If permethrin doesn’t work after two treatments, alternatives include silicone-based suffocating agents like dimeticone, which kill lice physically rather than chemically, and prescription oral medications for stubborn cases. When switching products, choosing one from a different chemical class is more effective than trying another pyrethroid.
Clothing and Gear Treatment
Permethrin is widely used to treat clothing, boots, tents, and other outdoor gear for protection against ticks, mosquitoes, and other biting insects. It has been incorporated into military uniforms and is popular among hikers, hunters, and anyone who spends time in tick-heavy areas.
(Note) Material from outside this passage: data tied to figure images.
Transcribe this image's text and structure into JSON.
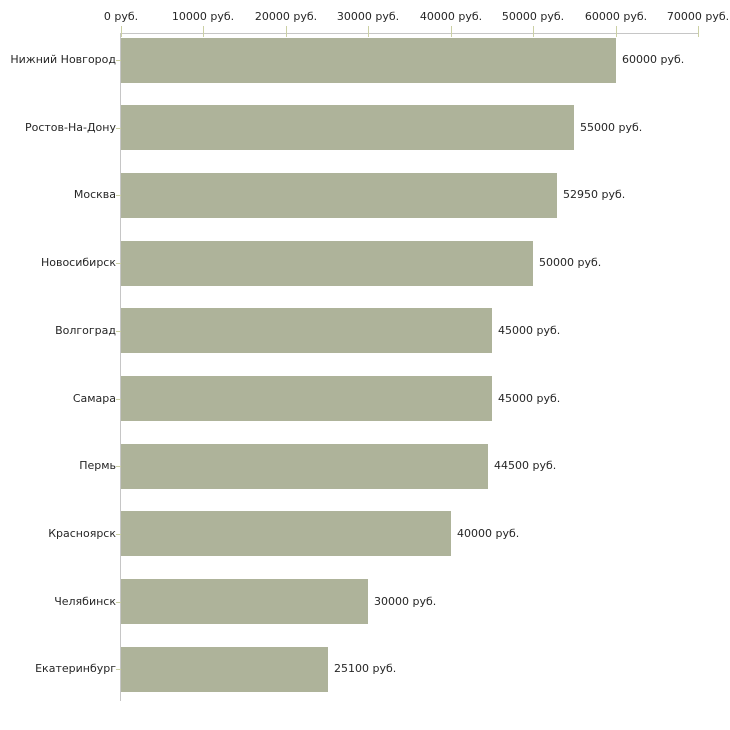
{
  "chart_data": {
    "type": "bar",
    "orientation": "horizontal",
    "title": "",
    "xlabel": "",
    "ylabel": "",
    "unit": "руб.",
    "grid": false,
    "legend": false,
    "xlim": [
      0,
      70000
    ],
    "categories": [
      "Нижний Новгород",
      "Ростов-На-Дону",
      "Москва",
      "Новосибирск",
      "Волгоград",
      "Самара",
      "Пермь",
      "Красноярск",
      "Челябинск",
      "Екатеринбург"
    ],
    "values": [
      60000,
      55000,
      52950,
      50000,
      45000,
      45000,
      44500,
      40000,
      30000,
      25100
    ],
    "value_labels": [
      "60000 руб.",
      "55000 руб.",
      "52950 руб.",
      "50000 руб.",
      "45000 руб.",
      "45000 руб.",
      "44500 руб.",
      "40000 руб.",
      "30000 руб.",
      "25100 руб."
    ],
    "x_ticks": [
      {
        "value": 0,
        "label": "0 руб."
      },
      {
        "value": 10000,
        "label": "10000 руб."
      },
      {
        "value": 20000,
        "label": "20000 руб."
      },
      {
        "value": 30000,
        "label": "30000 руб."
      },
      {
        "value": 40000,
        "label": "40000 руб."
      },
      {
        "value": 50000,
        "label": "50000 руб."
      },
      {
        "value": 60000,
        "label": "60000 руб."
      },
      {
        "value": 70000,
        "label": "70000 руб."
      }
    ],
    "colors": {
      "bar": "#aeb39a",
      "axis_line": "#c6c6c6",
      "tick_mark": "#cbd0a4",
      "text": "#262626",
      "background": "#ffffff"
    }
  }
}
The insecticide bonds to fabric fibers and kills or repels insects on contact.
There’s a significant difference between home-treated and factory-treated clothing. Spray-on products you apply yourself typically last about six washings or six weeks, whichever comes first. Professional factory treatment, where clothing is sent to a service that binds permethrin into the fabric, lasts through roughly 70 washings or an entire spring-to-fall season. The factory process creates a stronger bond with the fibers, which is why it survives so many more wash cycles.
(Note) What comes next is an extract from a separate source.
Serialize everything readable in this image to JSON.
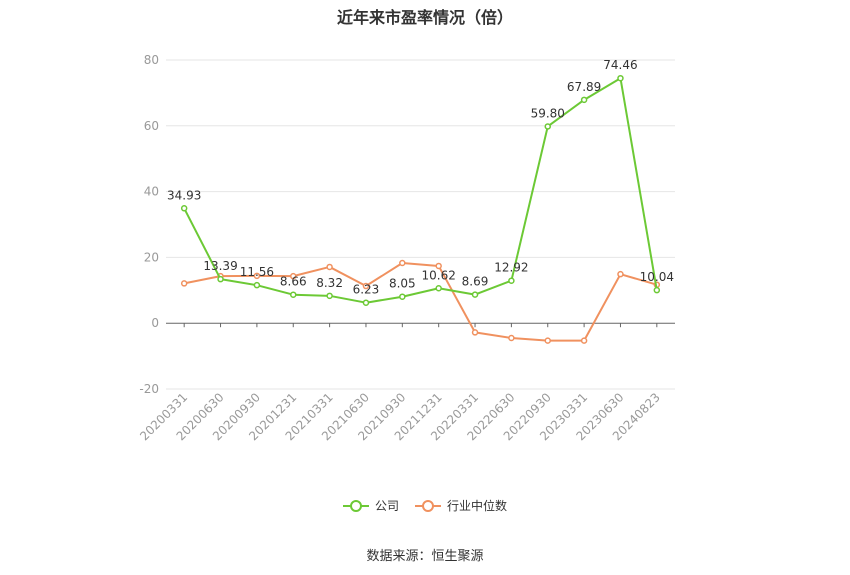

Permethrin-treated clothing works differently from skin-applied repellents like DEET. It doesn’t repel insects at a distance. Instead, when a tick or mosquito lands on treated fabric, contact with the permethrin disrupts its nervous system within seconds, causing it to fall off or die before it can bite through to your skin.
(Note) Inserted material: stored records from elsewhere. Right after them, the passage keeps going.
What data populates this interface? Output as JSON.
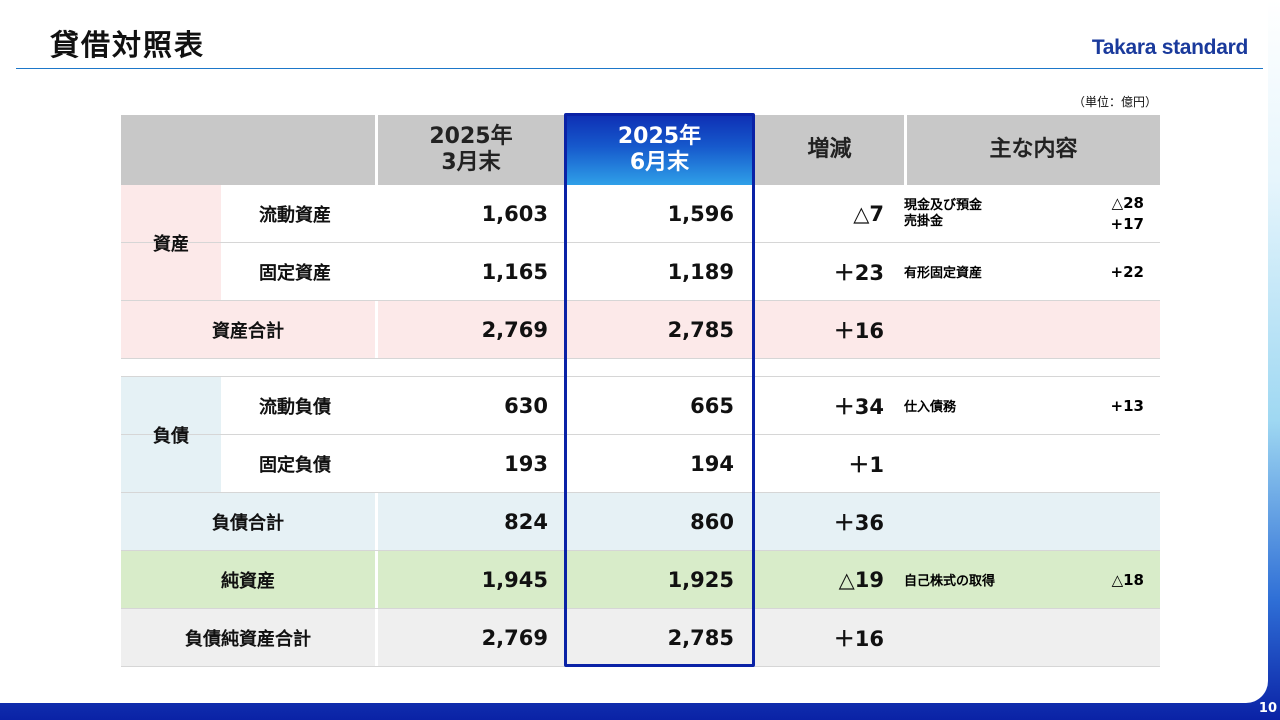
{
  "slide": {
    "title": "貸借対照表",
    "logo": "Takara standard",
    "unit_note": "（単位：億円）",
    "page_number": "10"
  },
  "table": {
    "header": {
      "prev_period": "2025年\n3月末",
      "curr_period": "2025年\n6月末",
      "change": "増減",
      "details": "主な内容"
    },
    "assets_group_label": "資産",
    "liabilities_group_label": "負債",
    "rows": [
      {
        "label": "流動資産",
        "prev": "1,603",
        "curr": "1,596",
        "change": "△7",
        "notes": [
          "現金及び預金",
          "売掛金"
        ],
        "note_values": [
          "△28",
          "+17"
        ]
      },
      {
        "label": "固定資産",
        "prev": "1,165",
        "curr": "1,189",
        "change": "＋23",
        "notes": [
          "有形固定資産"
        ],
        "note_values": [
          "+22"
        ]
      },
      {
        "label": "資産合計",
        "prev": "2,769",
        "curr": "2,785",
        "change": "＋16",
        "notes": [],
        "note_values": []
      },
      {
        "label": "流動負債",
        "prev": "630",
        "curr": "665",
        "change": "＋34",
        "notes": [
          "仕入債務"
        ],
        "note_values": [
          "+13"
        ]
      },
      {
        "label": "固定負債",
        "prev": "193",
        "curr": "194",
        "change": "＋1",
        "notes": [],
        "note_values": []
      },
      {
        "label": "負債合計",
        "prev": "824",
        "curr": "860",
        "change": "＋36",
        "notes": [],
        "note_values": []
      },
      {
        "label": "純資産",
        "prev": "1,945",
        "curr": "1,925",
        "change": "△19",
        "notes": [
          "自己株式の取得"
        ],
        "note_values": [
          "△18"
        ]
      },
      {
        "label": "負債純資産合計",
        "prev": "2,769",
        "curr": "2,785",
        "change": "＋16",
        "notes": [],
        "note_values": []
      }
    ]
  },
  "colors": {
    "assets_bg": "#fce9e9",
    "liabilities_bg": "#e5f1f5",
    "net_assets_bg": "#d8ecc9",
    "total_bg": "#efefef",
    "header_bg": "#c8c8c8",
    "highlight": "#0a22a6",
    "logo": "#1a3a9c"
  }
}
Mosquito Control in Public Health
Public health agencies use permethrin to control adult mosquito populations, particularly in areas where mosquito-borne diseases pose a transmission risk. In south Florida, for example, it’s one of two insecticides used for flying mosquito control. Truck-mounted sprayers drive through residential neighborhoods after sunset, releasing ultra-low-volume mists that kill adult mosquitoes in flight. The after-dark timing targets the hours when mosquitoes are most active while reducing exposure to people.
Risks to Cats, Fish, and Bees
Permethrin’s safety profile has one critical exception among household pets: cats. Dogs tolerate permethrin well, and many flea and tick products for dogs contain it. But cats lack a specific liver enzyme (glucuronide transferase) needed to break permethrin down. Even small exposures, such as a cat rubbing against a recently treated dog, can cause tremors, seizures, and death. Permethrin-containing products intended for dogs should never be applied to cats or used in households where cats groom dogs.
In the environment, permethrin is highly toxic to fish and aquatic invertebrates. The EPA classifies agricultural and wide-area permethrin products as restricted use because spray drift and rainwater runoff can carry the chemical into streams and estuaries at concentrations harmful to aquatic life. Both freshwater and saltwater organisms are affected, and modeling shows that most agricultural and public health spraying scenarios exceed safe thresholds for fish and aquatic invertebrates.
Honeybees and other beneficial insects are also highly vulnerable. Product labels are required to warn against applying permethrin to blooming crops or weeds while bees are actively foraging. This is one reason mosquito spraying is done after sunset, when pollinators are less active.